Detroit, May 28. - Experiments in the Ford factories have resulted in the construction of a snow tractor capable of hauling heavy loads of logs, building of roads in snow bound regions and adapted to other heavy hauling demands in the northern sections of the country where transportation has long been a serious problem. Announcement of the completion of the experiments, with proof of the practicability of the new tractor, were presented at the annual meeting of the Detroit Aviation society here last night.
Seward, Alaska, Jan. 28. - The first section of the Wilkins polar flight expedition is already on its way northward across Alaska. It consists of the three units of "snow motors" - tractors mounted on revolving drums, which take the place of dogs as the motive power for long trains of loaded sledges across the snow. Two of the three snow motors will be used to carry across the Alaskan waste the 15 tons of airplane gasoline which Captain Wilkins will use on his flights over the unexplored polar sea.
The snow motors had their first tests here, in the presence of a very skeptical audience of Alaskans. But all the doubting Thomases among the local population, who had been dubious that any mere "man-made contraption" could take the place of dogs for Alaskan travel, were immediately transformed into enthusiastic believers in the "iron malamute," as the Eskimos call the new machine.
The motors were officially christened at a formal ceremony in which Miss Edith McIntosh of Seward, a 19-year-old "sourdough," had the honor of being the first native Alaskan to ride over the snow and be photographed.
At the close of the ceremony the three snow motors and their 10 giant double-ender sleds were loaded on the Alaskan railroad and started northward for Nenana, where they will commence their 1,000-mile trek over the snow.
El Paso Herald (El Paso, Texas) - March 13, 1926. Image courtesy explore north
Nenana, Alaska, Feb. 25 (Special). - The wolf-faced Alaska sledge dog sat patiently on his haunches today and waited his hour of triumph over his mechanical challengers, the Detroit-built snow motors, which swept out of Nenana two weeks ago seeking to carry the Detroit Arctic expedition's gasoline to Point Barrow, and, incidentally, to depose the husky as king of the North.
Malcolm Smith, veteran Alaska explorer who commands the snow-motor train, drove his team of Siberian huskies sixty-five miles yesterday in order to join Captain Wilkins here.

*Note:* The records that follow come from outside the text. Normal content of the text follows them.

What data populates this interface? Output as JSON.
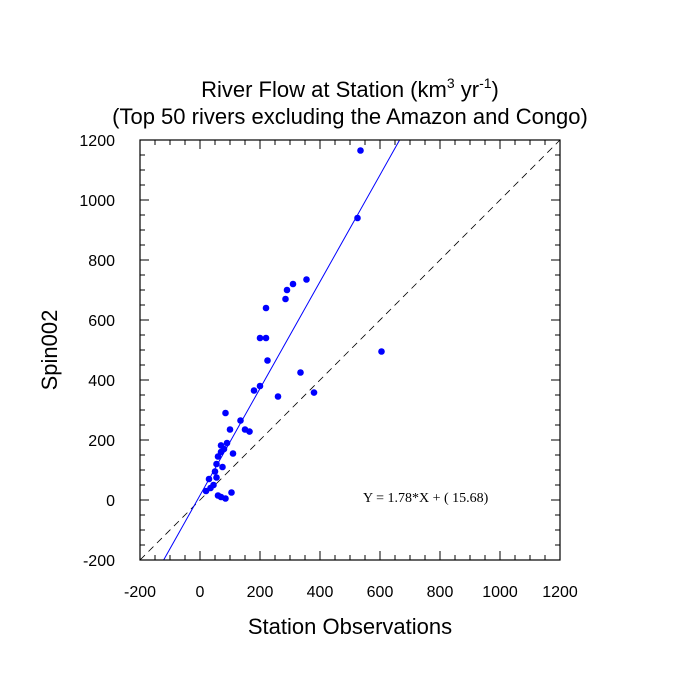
{
  "chart_data": {
    "type": "scatter",
    "title_line1_prefix": "River Flow at Station (km",
    "title_line1_sup1": "3",
    "title_line1_mid": " yr",
    "title_line1_sup2": "-1",
    "title_line1_suffix": ")",
    "title_line2": "(Top 50 rivers excluding the Amazon and Congo)",
    "xlabel": "Station Observations",
    "ylabel": "Spin002",
    "xlim": [
      -200,
      1200
    ],
    "ylim": [
      -200,
      1200
    ],
    "xticks": [
      "-200",
      "0",
      "200",
      "400",
      "600",
      "800",
      "1000",
      "1200"
    ],
    "yticks": [
      "-200",
      "0",
      "200",
      "400",
      "600",
      "800",
      "1000",
      "1200"
    ],
    "xtick_values": [
      -200,
      0,
      200,
      400,
      600,
      800,
      1000,
      1200
    ],
    "ytick_values": [
      -200,
      0,
      200,
      400,
      600,
      800,
      1000,
      1200
    ],
    "regression": {
      "slope": 1.78,
      "intercept": 15.68,
      "color": "#0000ff"
    },
    "equation_text": "Y =  1.78*X + (   15.68)",
    "one_to_one_line": true,
    "marker_color": "#0000ff",
    "points": [
      [
        535,
        1165
      ],
      [
        525,
        940
      ],
      [
        355,
        735
      ],
      [
        310,
        720
      ],
      [
        290,
        700
      ],
      [
        285,
        670
      ],
      [
        220,
        640
      ],
      [
        200,
        540
      ],
      [
        220,
        540
      ],
      [
        225,
        465
      ],
      [
        335,
        425
      ],
      [
        605,
        495
      ],
      [
        200,
        380
      ],
      [
        180,
        365
      ],
      [
        380,
        358
      ],
      [
        260,
        345
      ],
      [
        85,
        290
      ],
      [
        135,
        265
      ],
      [
        150,
        235
      ],
      [
        165,
        228
      ],
      [
        100,
        235
      ],
      [
        90,
        190
      ],
      [
        70,
        182
      ],
      [
        80,
        170
      ],
      [
        110,
        155
      ],
      [
        70,
        160
      ],
      [
        60,
        145
      ],
      [
        55,
        120
      ],
      [
        75,
        110
      ],
      [
        50,
        95
      ],
      [
        30,
        70
      ],
      [
        55,
        75
      ],
      [
        45,
        50
      ],
      [
        35,
        40
      ],
      [
        20,
        30
      ],
      [
        60,
        15
      ],
      [
        70,
        10
      ],
      [
        85,
        5
      ],
      [
        105,
        25
      ]
    ]
  }
}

Smith showed bodily signs of a desperate fight in behalf of the mechanical "malamutes" which he had been trying to drive to the Arctic Sea. He has lost sixteen pounds in two weeks on the trail.

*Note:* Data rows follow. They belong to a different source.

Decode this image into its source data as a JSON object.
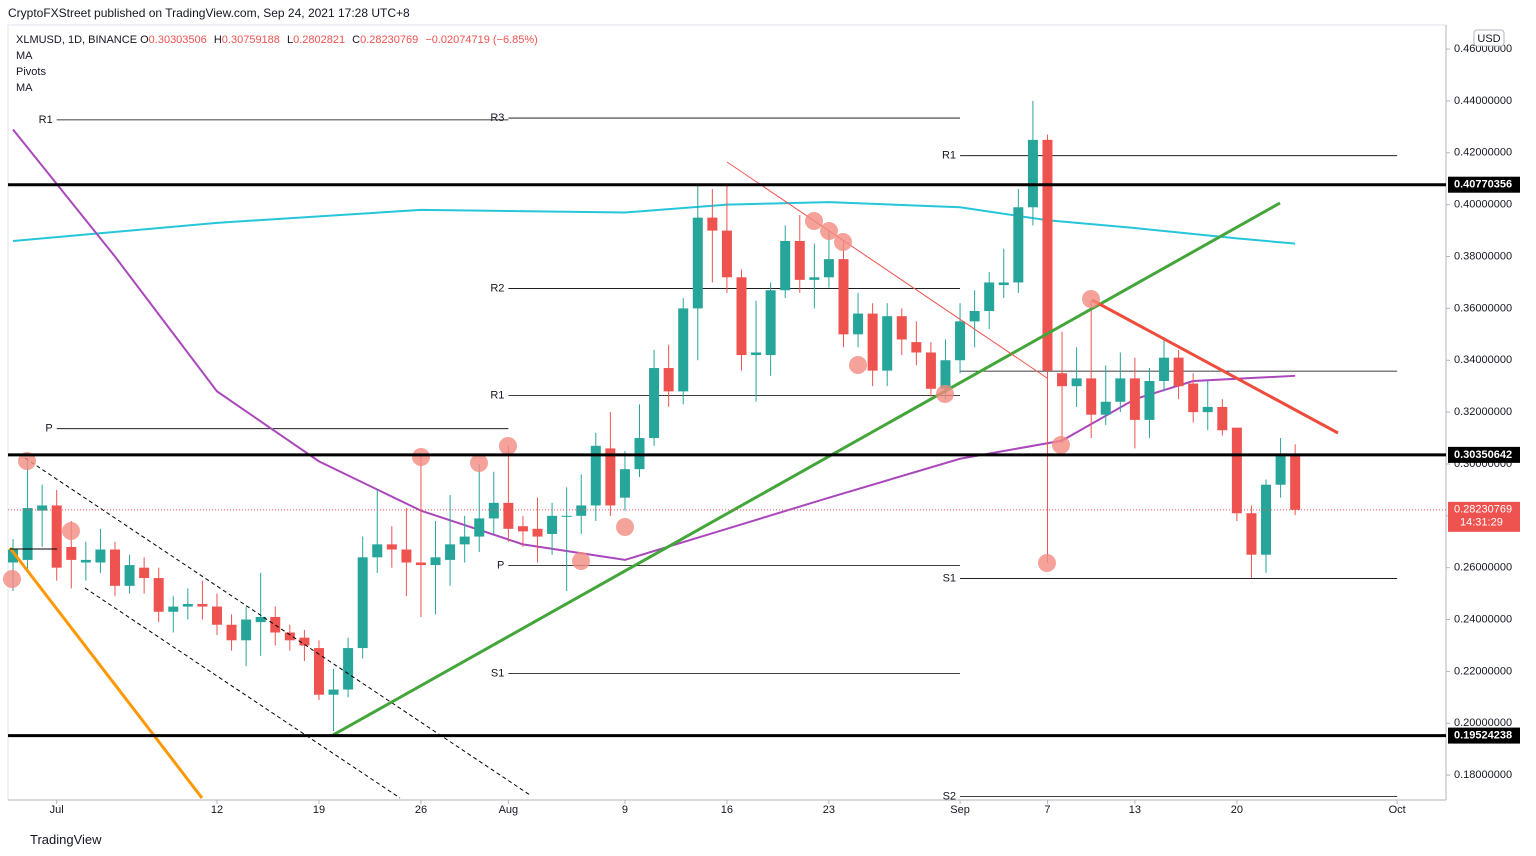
{
  "header": "CryptoFXStreet published on TradingView.com, Sep 24, 2021 17:28 UTC+8",
  "footer": "TradingView",
  "chart_data": {
    "type": "candlestick",
    "symbol": "XLMUSD, 1D, BINANCE",
    "ohlc_labels": [
      "O",
      "H",
      "L",
      "C"
    ],
    "change_text": "−0.02074719 (−6.85%)",
    "indicators": [
      "MA",
      "Pivots",
      "MA"
    ],
    "currency": "USD",
    "countdown": "14:31:29",
    "up_color": "#26a69a",
    "down_color": "#ef5350",
    "categories": [
      "Jun 28",
      "Jun 29",
      "Jun 30",
      "Jul 1",
      "Jul 2",
      "Jul 3",
      "Jul 4",
      "Jul 5",
      "Jul 6",
      "Jul 7",
      "Jul 8",
      "Jul 9",
      "Jul 10",
      "Jul 11",
      "Jul 12",
      "Jul 13",
      "Jul 14",
      "Jul 15",
      "Jul 16",
      "Jul 17",
      "Jul 18",
      "Jul 19",
      "Jul 20",
      "Jul 21",
      "Jul 22",
      "Jul 23",
      "Jul 24",
      "Jul 25",
      "Jul 26",
      "Jul 27",
      "Jul 28",
      "Jul 29",
      "Jul 30",
      "Jul 31",
      "Aug 1",
      "Aug 2",
      "Aug 3",
      "Aug 4",
      "Aug 5",
      "Aug 6",
      "Aug 7",
      "Aug 8",
      "Aug 9",
      "Aug 10",
      "Aug 11",
      "Aug 12",
      "Aug 13",
      "Aug 14",
      "Aug 15",
      "Aug 16",
      "Aug 17",
      "Aug 18",
      "Aug 19",
      "Aug 20",
      "Aug 21",
      "Aug 22",
      "Aug 23",
      "Aug 24",
      "Aug 25",
      "Aug 26",
      "Aug 27",
      "Aug 28",
      "Aug 29",
      "Aug 30",
      "Aug 31",
      "Sep 1",
      "Sep 2",
      "Sep 3",
      "Sep 4",
      "Sep 5",
      "Sep 6",
      "Sep 7",
      "Sep 8",
      "Sep 9",
      "Sep 10",
      "Sep 11",
      "Sep 12",
      "Sep 13",
      "Sep 14",
      "Sep 15",
      "Sep 16",
      "Sep 17",
      "Sep 18",
      "Sep 19",
      "Sep 20",
      "Sep 21",
      "Sep 22",
      "Sep 23",
      "Sep 24"
    ],
    "open": [
      0.262,
      0.263,
      0.282,
      0.284,
      0.268,
      0.262,
      0.262,
      0.267,
      0.253,
      0.26,
      0.256,
      0.243,
      0.245,
      0.246,
      0.245,
      0.238,
      0.232,
      0.239,
      0.241,
      0.235,
      0.233,
      0.229,
      0.211,
      0.213,
      0.229,
      0.264,
      0.269,
      0.267,
      0.262,
      0.261,
      0.263,
      0.269,
      0.272,
      0.279,
      0.285,
      0.276,
      0.275,
      0.273,
      0.28,
      0.28,
      0.284,
      0.306,
      0.287,
      0.298,
      0.31,
      0.337,
      0.328,
      0.36,
      0.395,
      0.39,
      0.372,
      0.342,
      0.342,
      0.367,
      0.386,
      0.371,
      0.372,
      0.379,
      0.35,
      0.358,
      0.336,
      0.357,
      0.347,
      0.343,
      0.329,
      0.34,
      0.355,
      0.359,
      0.369,
      0.37,
      0.399,
      0.425,
      0.335,
      0.33,
      0.333,
      0.319,
      0.324,
      0.333,
      0.317,
      0.332,
      0.341,
      0.331,
      0.32,
      0.322,
      0.314,
      0.281,
      0.265,
      0.292,
      0.30303506
    ],
    "high": [
      0.271,
      0.302,
      0.292,
      0.29,
      0.278,
      0.27,
      0.275,
      0.27,
      0.265,
      0.264,
      0.26,
      0.249,
      0.252,
      0.255,
      0.25,
      0.242,
      0.245,
      0.258,
      0.245,
      0.238,
      0.236,
      0.232,
      0.221,
      0.233,
      0.272,
      0.29,
      0.276,
      0.283,
      0.303,
      0.278,
      0.288,
      0.28,
      0.3,
      0.297,
      0.307,
      0.28,
      0.287,
      0.285,
      0.291,
      0.296,
      0.312,
      0.32,
      0.305,
      0.323,
      0.344,
      0.346,
      0.364,
      0.408,
      0.406,
      0.408,
      0.375,
      0.363,
      0.37,
      0.392,
      0.396,
      0.385,
      0.39,
      0.386,
      0.366,
      0.362,
      0.362,
      0.36,
      0.355,
      0.347,
      0.348,
      0.362,
      0.367,
      0.374,
      0.383,
      0.406,
      0.44,
      0.427,
      0.351,
      0.345,
      0.363,
      0.338,
      0.343,
      0.341,
      0.337,
      0.349,
      0.344,
      0.335,
      0.332,
      0.325,
      0.314,
      0.284,
      0.294,
      0.31,
      0.30759188
    ],
    "low": [
      0.251,
      0.258,
      0.268,
      0.255,
      0.252,
      0.255,
      0.258,
      0.249,
      0.25,
      0.25,
      0.239,
      0.235,
      0.24,
      0.24,
      0.234,
      0.228,
      0.222,
      0.226,
      0.23,
      0.228,
      0.224,
      0.209,
      0.197,
      0.21,
      0.225,
      0.258,
      0.26,
      0.249,
      0.241,
      0.242,
      0.253,
      0.262,
      0.266,
      0.273,
      0.27,
      0.268,
      0.262,
      0.265,
      0.251,
      0.273,
      0.278,
      0.28,
      0.282,
      0.295,
      0.307,
      0.322,
      0.323,
      0.34,
      0.37,
      0.366,
      0.336,
      0.324,
      0.334,
      0.364,
      0.366,
      0.36,
      0.368,
      0.345,
      0.345,
      0.33,
      0.33,
      0.342,
      0.338,
      0.326,
      0.325,
      0.335,
      0.345,
      0.352,
      0.364,
      0.366,
      0.392,
      0.262,
      0.308,
      0.322,
      0.31,
      0.315,
      0.32,
      0.306,
      0.31,
      0.328,
      0.325,
      0.316,
      0.313,
      0.311,
      0.278,
      0.256,
      0.258,
      0.287,
      0.2802821
    ],
    "close": [
      0.267,
      0.283,
      0.284,
      0.26,
      0.263,
      0.263,
      0.267,
      0.253,
      0.261,
      0.256,
      0.243,
      0.245,
      0.246,
      0.245,
      0.238,
      0.232,
      0.24,
      0.241,
      0.235,
      0.232,
      0.23,
      0.211,
      0.213,
      0.229,
      0.264,
      0.269,
      0.267,
      0.262,
      0.261,
      0.264,
      0.269,
      0.272,
      0.279,
      0.285,
      0.275,
      0.274,
      0.272,
      0.28,
      0.28,
      0.284,
      0.307,
      0.284,
      0.298,
      0.31,
      0.337,
      0.328,
      0.36,
      0.395,
      0.39,
      0.372,
      0.342,
      0.343,
      0.367,
      0.386,
      0.371,
      0.372,
      0.379,
      0.35,
      0.358,
      0.336,
      0.357,
      0.348,
      0.343,
      0.329,
      0.34,
      0.355,
      0.359,
      0.37,
      0.37,
      0.399,
      0.425,
      0.336,
      0.33,
      0.333,
      0.319,
      0.324,
      0.333,
      0.317,
      0.332,
      0.341,
      0.33,
      0.32,
      0.322,
      0.313,
      0.281,
      0.265,
      0.292,
      0.303,
      0.28230769
    ],
    "ma_lines": [
      {
        "name": "MA",
        "color": "#26c6da",
        "x": [
          "Jun 28",
          "Jul 12",
          "Jul 26",
          "Aug 9",
          "Aug 16",
          "Aug 23",
          "Sep 1",
          "Sep 7",
          "Sep 13",
          "Sep 20",
          "Sep 24"
        ],
        "values": [
          0.386,
          0.393,
          0.398,
          0.397,
          0.4,
          0.401,
          0.399,
          0.394,
          0.391,
          0.387,
          0.385
        ]
      },
      {
        "name": "MA",
        "color": "#ab47bc",
        "x": [
          "Jun 28",
          "Jul 5",
          "Jul 12",
          "Jul 19",
          "Jul 26",
          "Aug 2",
          "Aug 9",
          "Aug 16",
          "Aug 23",
          "Sep 1",
          "Sep 8",
          "Sep 13",
          "Sep 17",
          "Sep 24"
        ],
        "values": [
          0.429,
          0.38,
          0.328,
          0.301,
          0.282,
          0.269,
          0.263,
          0.275,
          0.287,
          0.302,
          0.309,
          0.325,
          0.332,
          0.334
        ]
      }
    ],
    "levels": [
      {
        "value": 0.40770356,
        "label": "0.40770356"
      },
      {
        "value": 0.30350642,
        "label": "0.30350642"
      },
      {
        "value": 0.19524238,
        "label": "0.19524238"
      }
    ],
    "last_price_label": "0.28230769",
    "pivots": [
      {
        "start": "Jul 1",
        "end": "Aug 1",
        "levels": [
          0.4327,
          0.3136
        ],
        "labels": [
          "R1",
          "P"
        ]
      },
      {
        "start": "Aug 1",
        "end": "Sep 1",
        "levels": [
          0.4334,
          0.3677,
          0.3264,
          0.2608,
          0.2192
        ],
        "labels": [
          "R3",
          "R2",
          "R1",
          "P",
          "S1"
        ]
      },
      {
        "start": "Sep 1",
        "end": "Oct 1",
        "levels": [
          0.4189,
          0.3358,
          0.2558,
          0.1718
        ],
        "labels": [
          "R1",
          null,
          "S1",
          "S2"
        ]
      }
    ],
    "ylim": [
      0.1704,
      0.4693
    ],
    "yticks": [
      {
        "value": 0.18,
        "label": "0.18000000"
      },
      {
        "value": 0.2,
        "label": "0.20000000"
      },
      {
        "value": 0.22,
        "label": "0.22000000"
      },
      {
        "value": 0.24,
        "label": "0.24000000"
      },
      {
        "value": 0.26,
        "label": "0.26000000"
      },
      {
        "value": 0.28,
        "label": "0.28000000"
      },
      {
        "value": 0.3,
        "label": "0.30000000"
      },
      {
        "value": 0.32,
        "label": "0.32000000"
      },
      {
        "value": 0.34,
        "label": "0.34000000"
      },
      {
        "value": 0.36,
        "label": "0.36000000"
      },
      {
        "value": 0.38,
        "label": "0.38000000"
      },
      {
        "value": 0.4,
        "label": "0.40000000"
      },
      {
        "value": 0.42,
        "label": "0.42000000"
      },
      {
        "value": 0.44,
        "label": "0.44000000"
      },
      {
        "value": 0.46,
        "label": "0.46000000"
      }
    ],
    "xticks": [
      {
        "value": "Jul 1",
        "label": "Jul"
      },
      {
        "value": "Jul 12",
        "label": "12"
      },
      {
        "value": "Jul 19",
        "label": "19"
      },
      {
        "value": "Jul 26",
        "label": "26"
      },
      {
        "value": "Aug 1",
        "label": "Aug"
      },
      {
        "value": "Aug 9",
        "label": "9"
      },
      {
        "value": "Aug 16",
        "label": "16"
      },
      {
        "value": "Aug 23",
        "label": "23"
      },
      {
        "value": "Sep 1",
        "label": "Sep"
      },
      {
        "value": "Sep 7",
        "label": "7"
      },
      {
        "value": "Sep 13",
        "label": "13"
      },
      {
        "value": "Sep 20",
        "label": "20"
      },
      {
        "value": "Oct 1",
        "label": "Oct"
      }
    ]
  }
}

"Smith said he was certain the motors could not reach Barrow in time for the proposed airplane flights over the polar sea. He urged Captain Wilkins to send the members of the snow-motors division to Barrow by dog team and to freight the load of gasoline by airplane."
The decision to abandon the snow motors was made after Gordon Scott, representative of the company which built them, reported to Captain Wilkins by radio from Tolovana that the motor caravan could not reach Point Barrow and deposit gasoline.
Thomas Grant Lanphier, one of the pilots of the expedition summed up the futility of the exercise, saying, "we didn't accomplish much but we enjoyed the experience." Wilkins did eventually manage the transatlantic flight in 1928 and was knighted by King George V for his efforts.